UN Says Capitalism Must End to Save the Planet- Another Yawn

A new report commissioned by a group of scientists appointed by the UN Secretary-General claims capitalism, as we know it, is over. The team from the BIOS Research Unit in Finland were asked to provide research that would feed into the drafting of the UN Global Sustainable Development Report (GSDR), which will be released in 2019.

“Research” of this quality makes me happy that the Trump Administration cut $285 million cut to the U.N. budget for the 2018-2019 fiscal year.
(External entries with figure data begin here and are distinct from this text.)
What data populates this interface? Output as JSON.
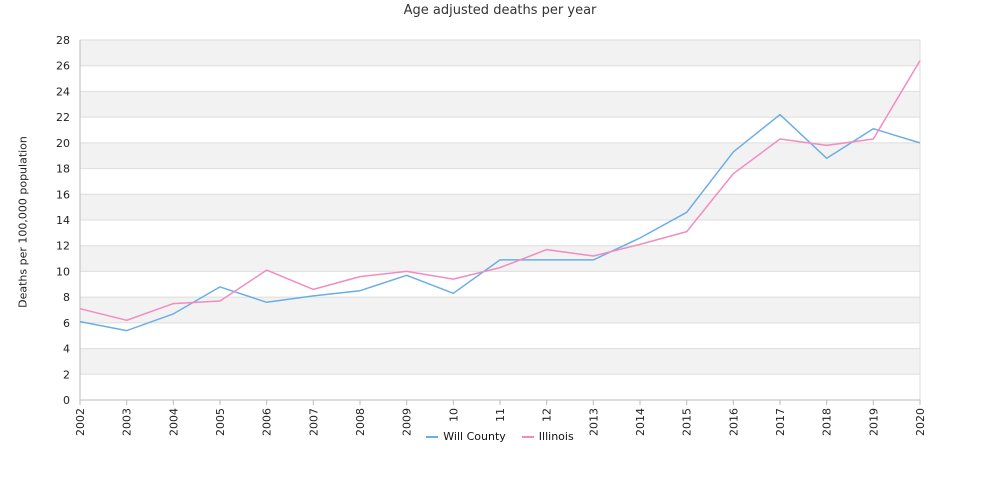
{
  "colors": {
    "will_county": "#6aaee8",
    "illinois": "#f28cc0",
    "band": "#f2f2f2",
    "grid": "#dddddd",
    "axis": "#bbbbbb"
  },
  "chart_data": {
    "type": "line",
    "title": "Age adjusted deaths per year",
    "xlabel": "",
    "ylabel": "Deaths per 100,000 population",
    "ylim": [
      0,
      28
    ],
    "yticks": [
      0,
      2,
      4,
      6,
      8,
      10,
      12,
      14,
      16,
      18,
      20,
      22,
      24,
      26,
      28
    ],
    "grid": "horizontal alternating bands",
    "legend_position": "bottom-center",
    "categories": [
      "2002",
      "2003",
      "2004",
      "2005",
      "2006",
      "2007",
      "2008",
      "2009",
      "10",
      "11",
      "12",
      "2013",
      "2014",
      "2015",
      "2016",
      "2017",
      "2018",
      "2019",
      "2020"
    ],
    "series": [
      {
        "name": "Will County",
        "color": "#6aaee8",
        "values": [
          6.1,
          5.4,
          6.7,
          8.8,
          7.6,
          8.1,
          8.5,
          9.7,
          8.3,
          10.9,
          10.9,
          10.9,
          12.6,
          14.6,
          19.3,
          22.2,
          18.8,
          21.1,
          20.0
        ]
      },
      {
        "name": "Illinois",
        "color": "#f28cc0",
        "values": [
          7.1,
          6.2,
          7.5,
          7.7,
          10.1,
          8.6,
          9.6,
          10.0,
          9.4,
          10.3,
          11.7,
          11.2,
          12.1,
          13.1,
          17.6,
          20.3,
          19.8,
          20.3,
          26.4
        ]
      }
    ]
  }
}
The United States contributes more than $1 billion to the budget of the U.N. If they’re going to keep producing shoddy research like this, we should be cutting our contribution to the U.N. budget even more.
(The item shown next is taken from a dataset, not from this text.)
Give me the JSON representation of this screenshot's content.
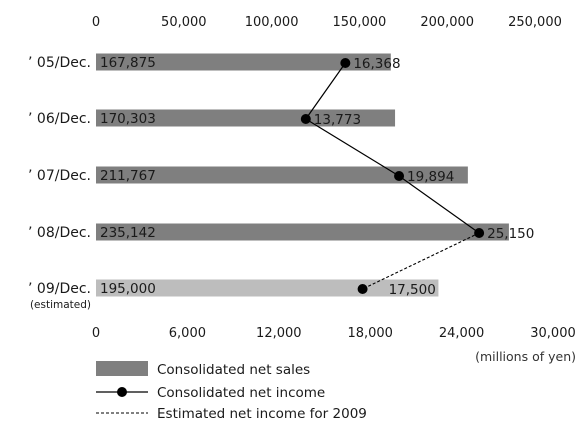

In it’s most basic form, the “study” is the same Malthusian tripe we’ve been hearing for centuries, resources are becoming more scarce, our population is too high etc., capitalism is to blame,and we will soon see the fire and brimstone to prove it. These arguments may seem plausible on their face, but there is precious little empirical evidence to support them.

There is, however, a good deal of empirical evidence to show that things are far better in capitalist economies than elsewhere.

The paper cites pollution as a key side effect of capitalism, but according to this map from the World Health Organization, it’s the United States, and not Europe, Venezuela, China or any nation in Africa that has the most pristine air. The United States has been tremendously successful at reducing air pollution and that’s largely due to the fact that as countries grow richer, they place greater priorities on clean air.

The paper also attempts to tie civil unrest and crime to ecological, rather than political phenomenons, but to do so mixes correlation with causation. Global unrest is an institutional problem, not an ecological one. As a general rule, rich countries are clean countries, and poor countries have higher levels of pollution, unless of course the countries are so poor that they don’t have any industrialization.

The map below shows murder rates per 100,000 residents, does it look like the more capitalist countries are topping the charts? Obviously not. Bad institutions lead to higher crime rates and less environmental protection, not the other way around.

In essence, the report is riddled with so many contradictions it would be laughable if it weren’t so tragic.

Institutions such as the U.N. were valuable in the wake of World War II and during the Cold War, but it is fair to question how much value the organization absent a threat from a foreign power. It appears the U.N. has succumbed to the curse of all bureaucracies that have fulfilled their initial purpose and is now grasping for purpose in a safer, cleaner world.